Default constructor called.
Assignment operator called.
Dtor invoked
Dtor invoked
Please correct me, IIRC the following sequence of calls should occur :
1) Constructor of x is called
2) Constructor of ob2 is called
3) The function returns and so copy constructor is invoked (to copy ob2 to unnamed temporary variable i.e funct() )
4) Destructor of ob2 called
5) Assign the unnamed temporary variable to x
6) Destroy temporary variable i.e invoke its destructor
7) Destroy x i.e invoke x's destructor
But then why copy constructor is not invoked and also only 2 calls to dtors are there whereas i expect 3.
I know compiler can do optimizations, however, is my understanding correct ?
Thanks a lot :)
Regards
lali
A copy constructor might not be invoked when you return by value. Some compilers use return value optimization feature.
Read about "Return Value Optimization"
The part of the standard which tells you when compilers may elide copies is 12.8/15. It's always up to the compiler whether to do actually perform the elision. There are two legal situations, plus any combination of them:
"in a return statement in a function with a class return type, when the expression is the name of a non-volatile automatic object with the same cv-unqualified type as the function return type"
"when a temporary class object that has not been bound to a reference would be copied to a class object with the same cv-unqualified type".
The former is usually referred to as the "named return value optimization", and it's what permits the output you're seeing in your example. The latter in effect turns copy-initialization into direct initialization, and could occur for instance if your code did Example x = Example();.
Other copy elisions are not permitted, except of course that the usual "as-if" rules apply. So if the copy constructor has tracing in, then the following code must call it:
Example x;
Example y = x;
But if x were otherwise unused, and the cctor had no side-effects, then I think it could be optimized away, just like any other code that does nothing.

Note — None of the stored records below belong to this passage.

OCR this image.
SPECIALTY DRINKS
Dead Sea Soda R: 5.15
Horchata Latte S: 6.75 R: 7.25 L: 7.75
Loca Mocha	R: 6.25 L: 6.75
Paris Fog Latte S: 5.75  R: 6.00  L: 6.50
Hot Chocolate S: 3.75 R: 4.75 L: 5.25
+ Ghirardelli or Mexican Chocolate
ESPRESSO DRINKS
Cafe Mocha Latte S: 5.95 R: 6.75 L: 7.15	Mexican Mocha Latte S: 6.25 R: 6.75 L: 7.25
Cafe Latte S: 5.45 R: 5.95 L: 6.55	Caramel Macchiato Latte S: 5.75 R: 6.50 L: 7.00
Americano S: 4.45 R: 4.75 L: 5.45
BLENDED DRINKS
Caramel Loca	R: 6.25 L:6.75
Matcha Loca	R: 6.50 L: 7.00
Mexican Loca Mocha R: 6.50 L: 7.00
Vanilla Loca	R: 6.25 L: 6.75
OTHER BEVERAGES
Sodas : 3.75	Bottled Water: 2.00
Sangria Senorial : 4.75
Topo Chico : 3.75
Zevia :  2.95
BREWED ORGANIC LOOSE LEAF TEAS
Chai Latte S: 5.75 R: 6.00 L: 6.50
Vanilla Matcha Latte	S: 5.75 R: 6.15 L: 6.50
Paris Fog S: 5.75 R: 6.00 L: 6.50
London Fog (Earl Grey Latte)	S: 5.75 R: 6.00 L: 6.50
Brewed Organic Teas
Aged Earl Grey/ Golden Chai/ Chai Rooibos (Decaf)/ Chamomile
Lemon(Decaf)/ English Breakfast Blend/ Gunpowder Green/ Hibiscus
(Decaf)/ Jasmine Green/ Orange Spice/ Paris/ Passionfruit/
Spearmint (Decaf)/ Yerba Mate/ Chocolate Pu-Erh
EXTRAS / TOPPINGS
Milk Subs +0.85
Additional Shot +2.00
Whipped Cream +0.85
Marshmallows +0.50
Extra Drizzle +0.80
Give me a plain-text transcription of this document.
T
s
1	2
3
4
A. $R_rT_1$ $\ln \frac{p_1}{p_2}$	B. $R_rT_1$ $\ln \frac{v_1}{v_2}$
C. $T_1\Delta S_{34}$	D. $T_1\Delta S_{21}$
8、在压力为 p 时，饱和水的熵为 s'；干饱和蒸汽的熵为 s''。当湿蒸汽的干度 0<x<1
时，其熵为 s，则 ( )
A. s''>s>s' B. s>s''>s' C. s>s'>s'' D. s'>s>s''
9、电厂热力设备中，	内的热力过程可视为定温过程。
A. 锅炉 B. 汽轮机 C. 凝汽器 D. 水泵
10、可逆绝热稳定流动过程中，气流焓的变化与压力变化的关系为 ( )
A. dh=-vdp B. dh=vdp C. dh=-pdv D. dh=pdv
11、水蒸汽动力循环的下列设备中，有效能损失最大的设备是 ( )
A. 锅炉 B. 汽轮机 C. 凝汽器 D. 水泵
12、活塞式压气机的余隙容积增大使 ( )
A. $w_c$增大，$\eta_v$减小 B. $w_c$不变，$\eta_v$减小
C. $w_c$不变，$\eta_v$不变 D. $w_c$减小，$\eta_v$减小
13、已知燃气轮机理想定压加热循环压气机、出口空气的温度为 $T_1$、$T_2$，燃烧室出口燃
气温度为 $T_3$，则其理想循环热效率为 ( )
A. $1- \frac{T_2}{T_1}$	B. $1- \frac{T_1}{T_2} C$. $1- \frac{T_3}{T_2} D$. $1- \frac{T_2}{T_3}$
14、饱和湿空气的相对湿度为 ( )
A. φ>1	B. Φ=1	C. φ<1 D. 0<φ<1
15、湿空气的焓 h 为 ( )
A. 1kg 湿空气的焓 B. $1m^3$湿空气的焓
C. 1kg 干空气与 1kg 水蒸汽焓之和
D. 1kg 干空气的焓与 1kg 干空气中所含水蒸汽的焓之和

When doing x = funct(); the compiler notices that it will be directly returned and thus avoids a useless construction. That's also why you will only get two destructor calls.
This is a example why sometimes working with "copy" isn't necessarily a lost of performances.
In your exampe the structure is small enough therefore it is passed through a register. The generated code is similar to Return value optimization. Construct a more complicated example, and you'll see the behavior expected.
g++ v4.4.1 has an option to suppress "elide" optimizations:
tst#u32-karmic$ g++ -fno-elide-constructors Example.cpp -o Example
tst#u32-karmic$ ./Example
Default constructor called.
Calling funct..
Default constructor called.
Copy constructor called.
Dtor invoked
Assignment operator called.
Dtor invoked
Dtor invoked
As you can see the copy constructor is now called!